Experte en design, auto-didacte, charmante et maligne, Maria Cristina Didero est une des conservatrices les plus célèbres du moment, car durant la décennie passée, elle a organisé un grand nombre de projets de design, tous aussi ambitieux que magnifiques. Parmi ses designers favoris, on compte le Studio65, Ross LovegrovePhilippe Malouin, Atelier Biagetti, Carlo Massoud, et Stephen Burks, parmi d’autres. La semaine dernière, elle a lancé Nendo: The Space in Between au Design Museum Holon, une des expositions de design les plus attendues de l’année.

Les projets de Maria Cristina Didero, dramatiques, poétiques et séduisants, sont toujours à la limite du design contemporain. Elle est particulièrement fascinée par le mouvement Radical Design des années 1960, qui connait une renaissance aujourd’hui. Ses expositions incluent un panel très éclectique de designers et de styles. « Je suis persuadée que dans le monde du design, les gens et leur personnalité sont bien plus importants que les objets qu’ils produisent » explique-t-elle.

Elle est adorée de tous, et les designers qui travaillent pour elle en veulent toujours plus. Selon, Alberto Biagetti et Laura Baldassari d’Atelier Biagetti (Milan), qui ont collaboré avec Maria Cristina Didero sur de nombreux projets : « Maria Cristina a une formidable intuition pour l’innovation, ce qui fait qu’elle est incroyablement en avance sur les autres sur la scène du design international. C’est une pionnière très courageuse, 100% made in Italy, et est l’exemple type du talent italien dans son secteur. »

Selon le designer gallois Ross Lovegrove : « J’ai collaboré avec Maria Cristina pour mon exposition ENDLESS à Cardi Black Box à Milan quelques années plus tôt.

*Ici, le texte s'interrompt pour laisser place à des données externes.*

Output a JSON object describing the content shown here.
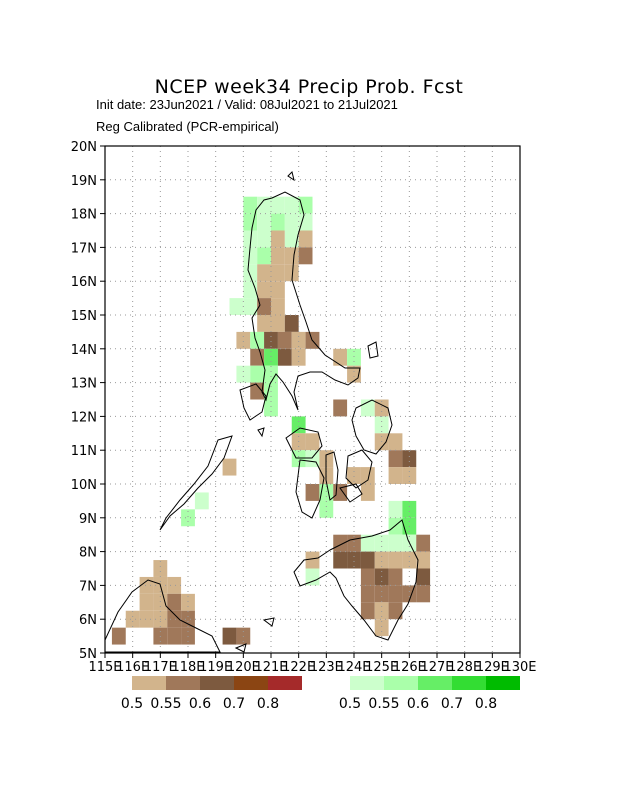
{
  "title": "NCEP week34 Precip Prob. Fcst",
  "subtitle1": "Init date: 23Jun2021 / Valid: 08Jul2021 to 21Jul2021",
  "subtitle2": "Reg Calibrated (PCR-empirical)",
  "map": {
    "lon_range": [
      115,
      130
    ],
    "lat_range": [
      5,
      20
    ],
    "lat_labels": [
      "5N",
      "6N",
      "7N",
      "8N",
      "9N",
      "10N",
      "11N",
      "12N",
      "13N",
      "14N",
      "15N",
      "16N",
      "17N",
      "18N",
      "19N",
      "20N"
    ],
    "lon_labels": [
      "115E",
      "116E",
      "117E",
      "118E",
      "119E",
      "120E",
      "121E",
      "122E",
      "123E",
      "124E",
      "125E",
      "126E",
      "127E",
      "128E",
      "129E",
      "130E"
    ],
    "grid": "dotted"
  },
  "legend_dry": {
    "labels": [
      "0.5",
      "0.55",
      "0.6",
      "0.7",
      "0.8"
    ],
    "colors": [
      "#d2b48c",
      "#a0785a",
      "#7d5a3f",
      "#8b4513",
      "#a52a2a"
    ]
  },
  "legend_wet": {
    "labels": [
      "0.5",
      "0.55",
      "0.6",
      "0.7",
      "0.8"
    ],
    "colors": [
      "#ccffcc",
      "#aaffaa",
      "#66ee66",
      "#33dd33",
      "#00bb00"
    ]
  }
}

Elle a fait tout son possible pour réaliser cette exposition et le spectacle sans compromis. Elle comprend très bien la relation entre designer et artiste, qui est assez nouvelle. Elle est très forte pour faire résonner les concepts au-delà de l’industriel et du commercial. »

Philippe Malouin raconte : « Depuis que je l’ai rencontrée, j’ai su que travailler avec Maria Cristina allait être un réel plaisir. Elle est tellement enthousiaste, et cette exposition fait partie d’une conversation que l’on avait depuis longtemps. Je suis arrivé à des conclusions que je n’aurais pas eues seul, et qui ont rendu l’exposition encore plus intéressante. Cela restera une de mes collaborations les plus joyeuses et inspirantes. »

En plus de son travail comme conservatrice indépendante, Maria Cristina Didero est journaliste et ancienne directrice exécutive de la Fondazione Bisazza. Elle a également supervisé les relations institutionnelles du Vitra Design Museum en Italie pendant plus de 10 ans.

Nous avons récemment eu la chance de discuter avec Maria Cristina Didero. Notre interview ci-dessous vous permettra d’en apprendre davantage sur l’une des figures emblématiques du monde du design d’aujourd’hui.

La conservatrice Maria Cristina Didero Photo © Giada Paoloni pour Pamono
Anna Carnick :
Où avez-vous grandi ?

Maria Cristina Didero : J’ai grandi sur la côte italienne, à Rimini, une ville particulièrement liée au divertissement, à l’amusement, au sport et à la nourriture. C’est un espace temporel, une destination touristique où les gens viennent passer quelques jours de vacances, pour voir des choses extraordinaires, puis partir. Je pense que c’est là-bas que j’ai appris la signification des mots euphorie, tape-à-l’œil, impermanence et excitation. J’ai travaillé dur pour trouver ce que j’allais faire de tous ces mots : les garder ou les exclure de ma vie ?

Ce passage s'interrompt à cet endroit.